A mold made from a plastic material is not a one-for-one drop-in replacement of a more rugged mold. There are certain design considerations to make, such as creating chamfers or reducing the angles of the mold. The number of shots you can get from a mold depends on the geometric complexity of the part. For example, how many pieces need to come together to make this mold? Are there inserts? And so on.
Formlabs worked with Braskem, a leading petrochemical company, in developing a mold for a part it needed. The Formlabs engineers used one of the high-temp resins to iterate a mold that would be used to make mask straps for their workforce at the beginning of the pandemic. Each mold was used for more than 1,500 shots. Some models went longer, depending on the design and the pressure and the types of plastic being injected.
Design tips for 3D printing molds follow similar tips for designing any mold that will be used in injection molding. For example, pay attention to draft angles, because the sharper the angles, the higher the stress risers in those angles, making it easier for the mold to fail under high pressure
Recently, some companies have developed a material suitable to create molds that closely mimic aluminum. These materials will likely offer more shots but there are still cautions. Any porosity or defects in the 3D printed mold with affect the life of mold.
You can either develop a mold yourself on your 3D printer or work with service providers/injection molders. Not all injection molding service providers are familiar with working with a 3D printed mold.

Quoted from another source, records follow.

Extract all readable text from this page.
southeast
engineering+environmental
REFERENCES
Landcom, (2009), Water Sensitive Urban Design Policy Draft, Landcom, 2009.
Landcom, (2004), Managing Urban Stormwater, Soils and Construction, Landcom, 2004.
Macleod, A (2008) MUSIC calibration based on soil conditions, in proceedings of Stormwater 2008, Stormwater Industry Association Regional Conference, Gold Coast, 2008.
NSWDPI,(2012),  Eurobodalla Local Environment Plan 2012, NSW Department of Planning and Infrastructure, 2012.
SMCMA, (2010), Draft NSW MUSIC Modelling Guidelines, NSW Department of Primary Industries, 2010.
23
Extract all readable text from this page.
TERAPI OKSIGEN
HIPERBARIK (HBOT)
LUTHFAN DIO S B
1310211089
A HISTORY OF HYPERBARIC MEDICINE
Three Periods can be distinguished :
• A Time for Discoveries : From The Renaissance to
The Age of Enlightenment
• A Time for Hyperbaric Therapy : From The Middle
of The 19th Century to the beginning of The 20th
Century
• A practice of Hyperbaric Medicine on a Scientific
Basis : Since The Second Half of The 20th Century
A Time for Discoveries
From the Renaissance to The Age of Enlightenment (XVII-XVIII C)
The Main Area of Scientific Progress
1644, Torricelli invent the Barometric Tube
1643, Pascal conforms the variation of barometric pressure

Noted Bui, “Sometimes there is a level of convincing that you need to do before they accept the job. But we have had success where people have been skeptical and tried it and said, ‘Actually, this works out pretty well.’
“We have a couple of other companies like Novus Apps, that are a design consulting firm, and they do their own injection molding in-house. They use our printers and our materials to design the molds and do limited-run production.”
Thus, if you have the 3D printers and the injection molding capability, this is an option you can consider when you’re developing your designs?
Formlabs offers guidelines on working with materials for 3D printed molds.